Gospel Reflection for June 4, 2023 – Trinity Sunday

Sunday Readings: Exodus 34.4-6,8-9 2 Corinthians 13.11-13 John 3.16-18

Yes, God so loved the world, that God gave God’s only Son, that whoever believes in him may not perish but may have eternal life (John 3.16).

The Greek theologians Gregory Nazianzus and Gregory of Nyssa were especially helpful in imaging the Trinity. They use the term person to name Christians’ experience of God as three. They understand God’s very nature as free and relational. God exists not first as one and then as three, but God exists as persons-in-communion.

These Greek theologians use the word perichoresis in imaging the Trinity as persons-in-communion, who exist in a kind of divine round dance in which no one person is superior or inferior to the other. The three persons together form one source of life, one source of our being, which like theirs is being-in-relation.

English speakers know the prefix peri, for example, in the word perimeter. We know chores from doing them every day. The Greek lexicon explains that chor means to dance around. A chorus is a joyful round dance, circling, intertwining. In Broadway musicals a chorus sings and dances, creating joy and intertwining their voices in both harmony and unity.

A chore refers to a regular task that involves getting out and about, such as feeding animals and taking out the trash. Doctors make rounds to check on their patients. Perichoresis gives us a picture of three persons in one love interacting dynamically, making the rounds of each other as in a dance, reciprocally and mutually exchanging beauty and delight.

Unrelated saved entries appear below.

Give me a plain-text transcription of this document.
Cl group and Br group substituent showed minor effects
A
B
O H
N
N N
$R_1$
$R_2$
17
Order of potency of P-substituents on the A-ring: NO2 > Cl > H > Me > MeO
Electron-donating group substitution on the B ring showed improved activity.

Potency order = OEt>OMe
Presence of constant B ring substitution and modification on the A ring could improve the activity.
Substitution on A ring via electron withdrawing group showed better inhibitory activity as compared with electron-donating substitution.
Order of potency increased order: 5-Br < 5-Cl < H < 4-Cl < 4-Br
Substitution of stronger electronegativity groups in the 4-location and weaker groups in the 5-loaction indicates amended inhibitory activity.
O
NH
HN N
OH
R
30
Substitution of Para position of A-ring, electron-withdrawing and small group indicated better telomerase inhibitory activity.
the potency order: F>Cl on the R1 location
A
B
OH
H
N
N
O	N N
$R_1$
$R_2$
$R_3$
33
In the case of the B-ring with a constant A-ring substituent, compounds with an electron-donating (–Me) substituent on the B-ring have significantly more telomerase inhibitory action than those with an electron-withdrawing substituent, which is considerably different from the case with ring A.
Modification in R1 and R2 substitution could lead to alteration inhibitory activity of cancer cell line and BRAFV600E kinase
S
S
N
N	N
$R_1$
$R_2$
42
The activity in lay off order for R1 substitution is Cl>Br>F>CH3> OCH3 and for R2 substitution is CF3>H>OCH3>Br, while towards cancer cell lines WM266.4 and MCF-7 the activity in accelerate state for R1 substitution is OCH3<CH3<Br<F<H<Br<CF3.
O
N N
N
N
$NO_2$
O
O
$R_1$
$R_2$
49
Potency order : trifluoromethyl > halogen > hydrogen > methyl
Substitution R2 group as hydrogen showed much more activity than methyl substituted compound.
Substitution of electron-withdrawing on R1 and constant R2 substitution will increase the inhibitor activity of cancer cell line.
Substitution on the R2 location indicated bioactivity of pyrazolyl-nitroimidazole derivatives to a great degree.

Unlike the round dance image, the common two-men-and-a-bird image creates a problem. It leads us to see the three persons of the Trinity in an order of importance and chronology—the oldest man first, the Father; then the young man, the Son; and finally the bird, the usually neglected if not forgotten Spirit.

In the image of making rounds, God is a dynamic community, and a community of equals becomes our human ideal. Once we no longer image God as an isolated, aloof monarch, we realize we should not live isolated lives either. Bonds of love and ever-generating life link us and all creation.

What difference does your image of the Trinity make in your life?